Accident or not, I was taken into a big family like I was the embodiment of the second coming of Gesù Christo. Every member of my ridiculously large family, wether blood or non-blood, attended my christening. In a long white dress, I was christened as Demetria Anastasia Dominique Luciano. I was Mam and Dadʼs gift, and they gave me both of their family names to introduce me into this world as such. Anastasia for Mamʼs female family founder, Dominique for Dadʼs great grandfather in the third degree.

From inhabiting diapers and being carried around to wearing frilly tutus and running around, I had been a happy child. I had lived the ride on the merry-go-round to the fullest, even with my noticeable shortcomings. Literally.
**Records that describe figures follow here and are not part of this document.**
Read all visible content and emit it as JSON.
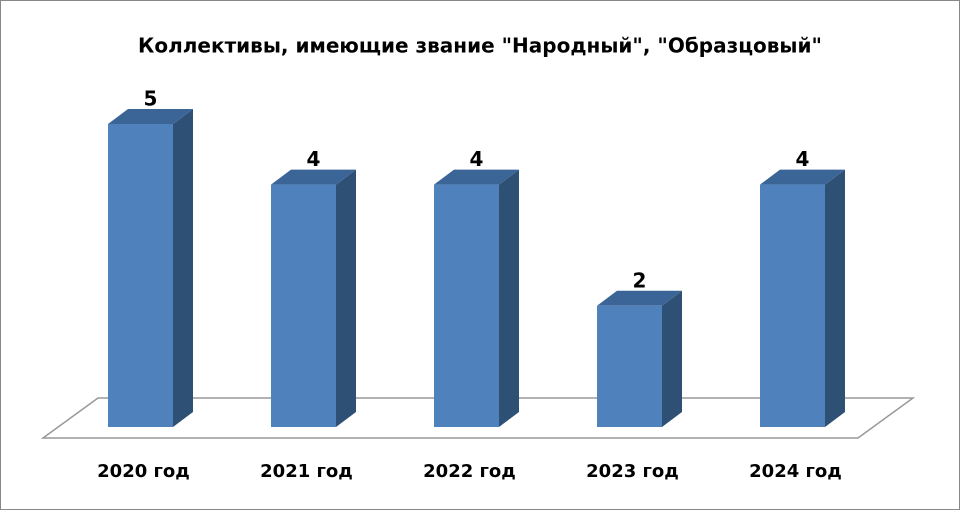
{
  "chart_data": {
    "type": "bar3d",
    "title": "Коллективы, имеющие звание \"Народный\", \"Образцовый\"",
    "categories": [
      "2020 год",
      "2021 год",
      "2022 год",
      "2023 год",
      "2024 год"
    ],
    "values": [
      5,
      4,
      4,
      2,
      4
    ],
    "color": "#4f81bd"
  }
}
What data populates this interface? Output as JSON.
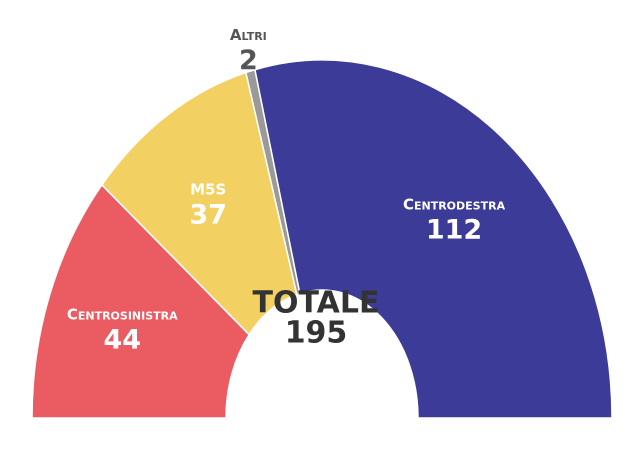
{
  "chart_data": {
    "type": "donut",
    "categories": [
      "Centrosinistra",
      "M5S",
      "Altri",
      "Centrodestra"
    ],
    "values": [
      44,
      37,
      2,
      112
    ],
    "colors": [
      "#ea5b62",
      "#f3d062",
      "#9a9a9a",
      "#3c3b98"
    ],
    "total": {
      "label": "TOTALE",
      "value": 195
    }
  }
}
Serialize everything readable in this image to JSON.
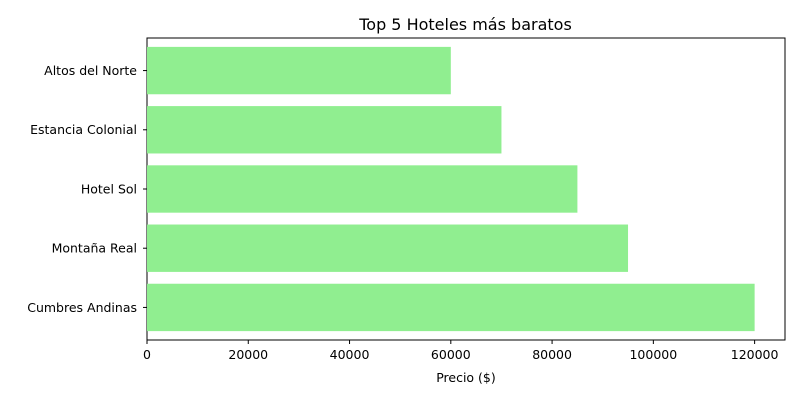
{
  "chart_data": {
    "type": "bar",
    "orientation": "horizontal",
    "title": "Top 5 Hoteles más baratos",
    "xlabel": "Precio ($)",
    "ylabel": "",
    "categories": [
      "Altos del Norte",
      "Estancia Colonial",
      "Hotel Sol",
      "Montaña Real",
      "Cumbres Andinas"
    ],
    "values": [
      60000,
      70000,
      85000,
      95000,
      120000
    ],
    "xlim": [
      0,
      126000
    ],
    "xticks": [
      0,
      20000,
      40000,
      60000,
      80000,
      100000,
      120000
    ],
    "xtick_labels": [
      "0",
      "20000",
      "40000",
      "60000",
      "80000",
      "100000",
      "120000"
    ],
    "bar_color": "#90ee90",
    "grid": false,
    "legend": "none"
  }
}
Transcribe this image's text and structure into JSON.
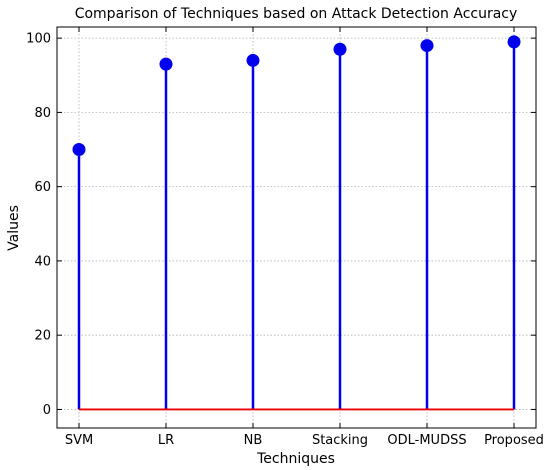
{
  "chart_data": {
    "type": "stem",
    "title": "Comparison of Techniques based on Attack Detection Accuracy",
    "xlabel": "Techniques",
    "ylabel": "Values",
    "categories": [
      "SVM",
      "LR",
      "NB",
      "Stacking",
      "ODL-MUDSS",
      "Proposed"
    ],
    "values": [
      70,
      93,
      94,
      97,
      98,
      99
    ],
    "ylim": [
      -5,
      103
    ],
    "yticks": [
      0,
      20,
      40,
      60,
      80,
      100
    ],
    "baseline": 0,
    "grid": true,
    "colors": {
      "stem": "#0000ee",
      "marker": "#0000ee",
      "baseline": "#ee0000"
    }
  }
}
I had always been tiny, a gene passed onto me from Mamʼs side. As a child, my head hardly skimmed the door knob whereas my cousins were forest emergents. I was the youngest and the smallest, the runt of the Luciano litter. They called me Piuma, which means  ʻfeatherʼ. Anyone could pick me up and carry me around like I was just a newborn. But my size never stopped me from being a child like the others were. I wandered around the streets of Monreale and Palermo, screaming and running, cartwheeling on the railings of the Kalsa Piazza as a make-shift monkey bar. I did everything just as joyfully as them.

I was an outdoor-child to the core. Only when it was time to eat or sleep, then I would be inside the house. Mam had told me I would start to cry when she held me inside to stay clear of the heat. Even as a baby, I didnʼt want to be nay-said, not even by my own Mam. I wanted to be outside. Either I was playing footie with my cousins and neighbor-children in the street, or I was standing in one of my most favorite places in the world to this day.
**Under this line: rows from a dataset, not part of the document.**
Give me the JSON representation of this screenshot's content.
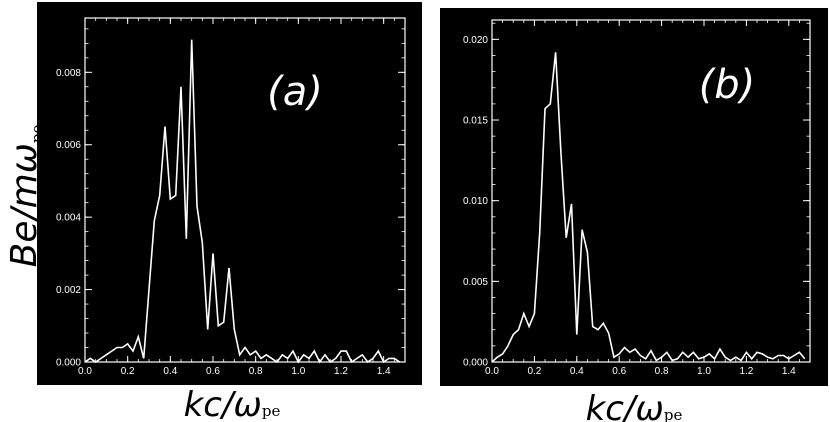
{
  "chart_data": [
    {
      "type": "line",
      "panel_label": "(a)",
      "ylabel": {
        "main": "Be/mω",
        "sub": "pe"
      },
      "xlabel": {
        "main": "kc/ω",
        "sub": "pe"
      },
      "xlim": [
        0.0,
        1.5
      ],
      "ylim": [
        0.0,
        0.0095
      ],
      "xticks": [
        "0.0",
        "0.2",
        "0.4",
        "0.6",
        "0.8",
        "1.0",
        "1.2",
        "1.4"
      ],
      "yticks": [
        "0.000",
        "0.002",
        "0.004",
        "0.006",
        "0.008"
      ],
      "grid": false,
      "x": [
        0.0,
        0.025,
        0.05,
        0.075,
        0.1,
        0.125,
        0.15,
        0.175,
        0.2,
        0.225,
        0.25,
        0.275,
        0.3,
        0.325,
        0.35,
        0.375,
        0.4,
        0.425,
        0.45,
        0.475,
        0.5,
        0.525,
        0.55,
        0.575,
        0.6,
        0.625,
        0.65,
        0.675,
        0.7,
        0.725,
        0.75,
        0.775,
        0.8,
        0.825,
        0.85,
        0.875,
        0.9,
        0.925,
        0.95,
        0.975,
        1.0,
        1.025,
        1.05,
        1.075,
        1.1,
        1.125,
        1.15,
        1.175,
        1.2,
        1.225,
        1.25,
        1.275,
        1.3,
        1.325,
        1.35,
        1.375,
        1.4,
        1.425,
        1.45,
        1.475
      ],
      "y": [
        0.0,
        0.0001,
        0.0,
        0.0001,
        0.0002,
        0.0003,
        0.0004,
        0.0004,
        0.0005,
        0.0003,
        0.0007,
        0.0001,
        0.002,
        0.0039,
        0.0046,
        0.0065,
        0.0045,
        0.0046,
        0.0076,
        0.0034,
        0.0089,
        0.0043,
        0.0033,
        0.0009,
        0.003,
        0.001,
        0.0011,
        0.0026,
        0.0009,
        0.0002,
        0.0004,
        0.0002,
        0.0003,
        0.0001,
        0.0002,
        0.0001,
        0.0,
        0.0002,
        0.0001,
        0.0003,
        0.0,
        0.0002,
        0.0001,
        0.0003,
        0.0,
        0.0002,
        0.0,
        0.0001,
        0.0003,
        0.0003,
        0.0,
        0.0001,
        0.0002,
        0.0,
        0.0001,
        0.0003,
        0.0,
        0.0001,
        0.0001,
        0.0
      ]
    },
    {
      "type": "line",
      "panel_label": "(b)",
      "xlabel": {
        "main": "kc/ω",
        "sub": "pe"
      },
      "xlim": [
        0.0,
        1.5
      ],
      "ylim": [
        0.0,
        0.0212
      ],
      "xticks": [
        "0.0",
        "0.2",
        "0.4",
        "0.6",
        "0.8",
        "1.0",
        "1.2",
        "1.4"
      ],
      "yticks": [
        "0.000",
        "0.005",
        "0.010",
        "0.015",
        "0.020"
      ],
      "grid": false,
      "x": [
        0.0,
        0.025,
        0.05,
        0.075,
        0.1,
        0.125,
        0.15,
        0.175,
        0.2,
        0.225,
        0.25,
        0.275,
        0.3,
        0.325,
        0.35,
        0.375,
        0.4,
        0.425,
        0.45,
        0.475,
        0.5,
        0.525,
        0.55,
        0.575,
        0.6,
        0.625,
        0.65,
        0.675,
        0.7,
        0.725,
        0.75,
        0.775,
        0.8,
        0.825,
        0.85,
        0.875,
        0.9,
        0.925,
        0.95,
        0.975,
        1.0,
        1.025,
        1.05,
        1.075,
        1.1,
        1.125,
        1.15,
        1.175,
        1.2,
        1.225,
        1.25,
        1.275,
        1.3,
        1.325,
        1.35,
        1.375,
        1.4,
        1.425,
        1.45,
        1.475
      ],
      "y": [
        0.0,
        0.0003,
        0.0005,
        0.001,
        0.0017,
        0.002,
        0.003,
        0.0022,
        0.003,
        0.008,
        0.0157,
        0.016,
        0.0192,
        0.013,
        0.0077,
        0.0098,
        0.0017,
        0.0082,
        0.0068,
        0.0022,
        0.002,
        0.0024,
        0.0018,
        0.0003,
        0.0005,
        0.0009,
        0.0006,
        0.0008,
        0.0004,
        0.0002,
        0.0007,
        0.0001,
        0.0003,
        0.0006,
        0.0001,
        0.0002,
        0.0006,
        0.0003,
        0.0006,
        0.0002,
        0.0003,
        0.0005,
        0.0002,
        0.0008,
        0.0003,
        0.0001,
        0.0003,
        0.0001,
        0.0006,
        0.0002,
        0.0006,
        0.0005,
        0.0003,
        0.0002,
        0.0004,
        0.0004,
        0.0002,
        0.0004,
        0.0006,
        0.0002
      ]
    }
  ]
}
As I child, I was at my happiest when standing in the Piazza, on the boardwalk right alongside the Tyrrhenian Sea. When it was summer time and the tourist-season was well in action, I would be a tiny saleswoman for our stall at the tourist market. Like most families here, my family members were seasonal workers and Summer was the most important one for us. Money in other seasons didnʼt flow for us like Summer did. We profited from the many tourists looking to spend their money on frilly baubles as long as we could before September ended, and my family was back to scrambling for money. Or at least I thought they did at the time...
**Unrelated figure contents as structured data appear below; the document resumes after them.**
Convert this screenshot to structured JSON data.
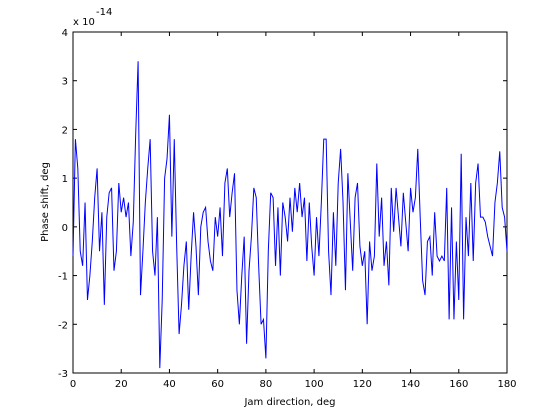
{
  "chart_data": {
    "type": "line",
    "xlabel": "Jam direction, deg",
    "ylabel": "Phase shift, deg",
    "y_multiplier": {
      "base": "x 10",
      "exponent": "-14"
    },
    "xlim": [
      0,
      180
    ],
    "xticks": [
      0,
      20,
      40,
      60,
      80,
      100,
      120,
      140,
      160,
      180
    ],
    "ylim": [
      -3,
      4
    ],
    "yticks": [
      -3,
      -2,
      -1,
      0,
      1,
      2,
      3,
      4
    ],
    "grid": false,
    "x": [
      0,
      1,
      2,
      3,
      4,
      5,
      6,
      7,
      8,
      9,
      10,
      11,
      12,
      13,
      14,
      15,
      16,
      17,
      18,
      19,
      20,
      21,
      22,
      23,
      24,
      25,
      26,
      27,
      28,
      29,
      30,
      31,
      32,
      33,
      34,
      35,
      36,
      37,
      38,
      39,
      40,
      41,
      42,
      43,
      44,
      45,
      46,
      47,
      48,
      49,
      50,
      51,
      52,
      53,
      54,
      55,
      56,
      57,
      58,
      59,
      60,
      61,
      62,
      63,
      64,
      65,
      66,
      67,
      68,
      69,
      70,
      71,
      72,
      73,
      74,
      75,
      76,
      77,
      78,
      79,
      80,
      81,
      82,
      83,
      84,
      85,
      86,
      87,
      88,
      89,
      90,
      91,
      92,
      93,
      94,
      95,
      96,
      97,
      98,
      99,
      100,
      101,
      102,
      103,
      104,
      105,
      106,
      107,
      108,
      109,
      110,
      111,
      112,
      113,
      114,
      115,
      116,
      117,
      118,
      119,
      120,
      121,
      122,
      123,
      124,
      125,
      126,
      127,
      128,
      129,
      130,
      131,
      132,
      133,
      134,
      135,
      136,
      137,
      138,
      139,
      140,
      141,
      142,
      143,
      144,
      145,
      146,
      147,
      148,
      149,
      150,
      151,
      152,
      153,
      154,
      155,
      156,
      157,
      158,
      159,
      160,
      161,
      162,
      163,
      164,
      165,
      166,
      167,
      168,
      169,
      170,
      171,
      172,
      173,
      174,
      175,
      176,
      177,
      178,
      179,
      180
    ],
    "series": [
      {
        "color": "#0000ff",
        "values": [
          -0.6,
          1.8,
          1.2,
          -0.5,
          -0.8,
          0.5,
          -1.5,
          -1.0,
          -0.3,
          0.6,
          1.2,
          -0.5,
          0.3,
          -1.6,
          0.2,
          0.7,
          0.8,
          -0.9,
          -0.5,
          0.9,
          0.3,
          0.6,
          0.2,
          0.5,
          -0.6,
          0.1,
          1.9,
          3.4,
          -1.4,
          -0.5,
          0.5,
          1.2,
          1.8,
          -0.5,
          -1.0,
          0.2,
          -2.9,
          -1.5,
          1.0,
          1.4,
          2.3,
          -0.2,
          1.8,
          -0.4,
          -2.2,
          -1.6,
          -0.8,
          -0.3,
          -1.7,
          -0.6,
          0.3,
          -0.4,
          -1.4,
          0.0,
          0.3,
          0.4,
          -0.3,
          -0.7,
          -0.9,
          0.2,
          -0.2,
          0.4,
          -0.6,
          0.9,
          1.2,
          0.2,
          0.7,
          1.1,
          -1.3,
          -2.0,
          -1.0,
          -0.2,
          -2.4,
          -0.9,
          -0.2,
          0.8,
          0.6,
          -0.8,
          -2.0,
          -1.9,
          -2.7,
          -0.5,
          0.7,
          0.6,
          -0.8,
          0.4,
          -1.0,
          0.5,
          0.2,
          -0.3,
          0.6,
          -0.1,
          0.8,
          0.3,
          0.9,
          0.2,
          0.6,
          -0.7,
          0.5,
          -0.4,
          -1.0,
          0.2,
          -0.6,
          0.5,
          1.8,
          1.8,
          -0.5,
          -1.4,
          0.3,
          -0.8,
          0.9,
          1.6,
          0.5,
          -1.3,
          1.1,
          0.1,
          -0.9,
          0.6,
          0.9,
          -0.4,
          -0.8,
          -0.5,
          -2.0,
          -0.3,
          -0.9,
          -0.6,
          1.3,
          -0.2,
          0.6,
          -0.8,
          -0.3,
          -1.2,
          0.8,
          -0.1,
          0.8,
          0.2,
          -0.4,
          0.7,
          0.1,
          -0.5,
          0.8,
          0.3,
          0.6,
          1.6,
          0.2,
          -1.1,
          -1.4,
          -0.3,
          -0.2,
          -1.0,
          0.3,
          -0.6,
          -0.7,
          -0.6,
          -0.7,
          0.8,
          -1.9,
          0.4,
          -1.9,
          -0.3,
          -1.5,
          1.5,
          -1.9,
          0.2,
          -0.6,
          0.9,
          -0.7,
          0.9,
          1.3,
          0.2,
          0.2,
          0.1,
          -0.2,
          -0.4,
          -0.6,
          0.5,
          0.9,
          1.55,
          0.4,
          0.2,
          -0.5
        ]
      }
    ]
  }
}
I did my share by getting rid of the sea shells I had gathered on the beach the day before. With Mam standing behind me like a proud lioness smiling down at her only cub, I said thank you to the tourists in my chipmunk voice and collected their posh money when they bought a handful of my shells. I was the luckiest girl in the Piazza, Mam had always said to me. She said, because I was so small and had a pair of eyes that were too big for my face, they always gave me more money. How could you be mean to a cute five year old? And, besides the fact that I was fluent in Italian and Sicilian, I knew my fair share of English. Mamʼs handy work that had lucrative consequences. Usually, the majority of tourists, stemming from Spain to as far away as Sweden, came back the next day or the day after that, wanting more seashells from the tiny English-speaking Sicilian squirrel.